Global spirits and beer company Diageo announced plans to invest over €100 million (USD$109 million) to decarbonize its flagship Guinness brewery, St. James’s Gate in Dublin, with a goal to transform the 264-year old site into one of the world’s most efficient breweries by 2030.

According to Diageo, the announcement forms part of its 10-year sustainability program, ‘Society 2030: Spirit of Progress.’ Launched in 2020, the initiative includes a series of 25 goals aimed at making a positive impact on the world by 2030, including targets to harness 100% renewable energy, to achieve net zero carbon emissions across direct operations, to work with suppliers to reduce indirect carbon emissions by 50% by 2030, as well as to ensure that its products are made with 30% less water usage, and to achieve a net positive water impact in key water stressed basins and communities.

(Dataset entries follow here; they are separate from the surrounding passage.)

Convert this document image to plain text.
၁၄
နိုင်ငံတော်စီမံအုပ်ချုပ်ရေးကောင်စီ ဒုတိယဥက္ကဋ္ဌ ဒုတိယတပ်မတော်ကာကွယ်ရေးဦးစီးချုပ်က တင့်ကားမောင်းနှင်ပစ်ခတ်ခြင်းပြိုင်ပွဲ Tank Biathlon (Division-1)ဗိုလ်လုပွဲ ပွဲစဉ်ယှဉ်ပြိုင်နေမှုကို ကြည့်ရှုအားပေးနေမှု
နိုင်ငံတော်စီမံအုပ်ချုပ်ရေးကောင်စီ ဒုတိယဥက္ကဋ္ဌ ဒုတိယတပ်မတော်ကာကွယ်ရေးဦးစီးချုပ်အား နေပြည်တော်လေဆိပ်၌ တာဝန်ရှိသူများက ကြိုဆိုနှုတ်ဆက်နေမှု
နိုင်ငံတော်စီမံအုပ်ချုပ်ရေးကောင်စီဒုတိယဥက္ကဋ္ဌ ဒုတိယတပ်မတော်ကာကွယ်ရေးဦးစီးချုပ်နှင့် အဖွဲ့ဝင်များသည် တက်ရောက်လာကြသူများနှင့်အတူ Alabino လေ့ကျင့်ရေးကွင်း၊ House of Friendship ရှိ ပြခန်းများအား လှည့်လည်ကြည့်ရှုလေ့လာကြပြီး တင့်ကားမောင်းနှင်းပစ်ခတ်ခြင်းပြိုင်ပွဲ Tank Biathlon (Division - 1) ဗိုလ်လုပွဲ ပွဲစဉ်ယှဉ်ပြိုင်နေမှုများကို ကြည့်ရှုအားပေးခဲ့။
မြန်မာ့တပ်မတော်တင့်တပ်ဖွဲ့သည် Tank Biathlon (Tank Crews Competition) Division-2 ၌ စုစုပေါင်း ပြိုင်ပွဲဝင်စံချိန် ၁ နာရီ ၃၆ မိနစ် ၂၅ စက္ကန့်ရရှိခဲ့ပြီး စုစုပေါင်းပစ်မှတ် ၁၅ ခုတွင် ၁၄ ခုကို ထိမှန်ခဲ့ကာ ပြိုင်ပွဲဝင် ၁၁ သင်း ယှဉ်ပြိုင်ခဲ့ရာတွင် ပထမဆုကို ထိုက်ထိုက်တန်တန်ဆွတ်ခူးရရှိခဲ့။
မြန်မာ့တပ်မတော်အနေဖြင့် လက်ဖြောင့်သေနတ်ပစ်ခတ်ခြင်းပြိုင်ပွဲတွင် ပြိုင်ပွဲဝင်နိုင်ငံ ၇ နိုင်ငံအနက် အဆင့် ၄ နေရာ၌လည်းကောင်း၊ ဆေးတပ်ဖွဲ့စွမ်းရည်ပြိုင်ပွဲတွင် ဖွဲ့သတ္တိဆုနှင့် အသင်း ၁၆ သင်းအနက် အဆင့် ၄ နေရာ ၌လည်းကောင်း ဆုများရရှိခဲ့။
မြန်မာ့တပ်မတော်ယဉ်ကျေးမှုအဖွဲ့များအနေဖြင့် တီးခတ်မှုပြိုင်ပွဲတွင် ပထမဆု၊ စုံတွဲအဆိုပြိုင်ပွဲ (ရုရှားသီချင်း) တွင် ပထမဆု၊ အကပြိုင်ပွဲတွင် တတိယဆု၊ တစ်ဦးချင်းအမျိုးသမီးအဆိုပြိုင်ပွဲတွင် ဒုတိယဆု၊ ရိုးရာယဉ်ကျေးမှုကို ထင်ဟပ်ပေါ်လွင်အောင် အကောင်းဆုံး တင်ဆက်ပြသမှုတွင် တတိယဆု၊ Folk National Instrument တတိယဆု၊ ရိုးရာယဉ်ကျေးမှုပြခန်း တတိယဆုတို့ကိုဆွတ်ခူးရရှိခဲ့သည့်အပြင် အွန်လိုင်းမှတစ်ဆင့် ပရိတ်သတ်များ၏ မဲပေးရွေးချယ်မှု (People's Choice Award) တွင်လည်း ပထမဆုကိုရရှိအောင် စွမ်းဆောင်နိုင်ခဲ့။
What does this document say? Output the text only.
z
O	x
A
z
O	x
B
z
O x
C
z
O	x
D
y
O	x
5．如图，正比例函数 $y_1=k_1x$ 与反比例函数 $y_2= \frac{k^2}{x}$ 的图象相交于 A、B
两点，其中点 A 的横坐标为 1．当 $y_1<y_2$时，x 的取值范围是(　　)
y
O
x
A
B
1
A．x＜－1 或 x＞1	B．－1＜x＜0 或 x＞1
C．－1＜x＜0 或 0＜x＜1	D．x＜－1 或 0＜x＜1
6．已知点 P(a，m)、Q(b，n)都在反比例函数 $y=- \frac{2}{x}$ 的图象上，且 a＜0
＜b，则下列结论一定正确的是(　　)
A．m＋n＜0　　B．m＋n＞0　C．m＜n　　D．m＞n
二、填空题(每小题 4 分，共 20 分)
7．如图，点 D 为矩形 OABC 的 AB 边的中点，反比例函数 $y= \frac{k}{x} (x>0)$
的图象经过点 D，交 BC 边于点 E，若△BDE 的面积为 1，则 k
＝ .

Under the new initiative, the St. James Gate site will implement a renewable energy strategy by combining grid-supplied electrical power heat pumps and biogas generated within a new water recovery facility by 2030. Additionally, the facility will improve water use efficiency, with a projected reduction in water usage of 30%.

Diageo said that it aims to completely phase out the use of fossil fuels in its direct brewing operations at the site, and to reduce Scope 1 and 2 GHG emissions generated by the site by more than 90%.

Debra Crew, Global Chief Executive Officer at Diageo, said:

“St. James’s Gate is an historic location for an iconic brand. We’re 260 years into our 9,000-year lease at St. James’s Gate and this investment will ensure that Guinness has an exciting and long-term sustainable future. We are proud to lead the way on decarbonisation, both as a major Irish business and as an industry-leading company.”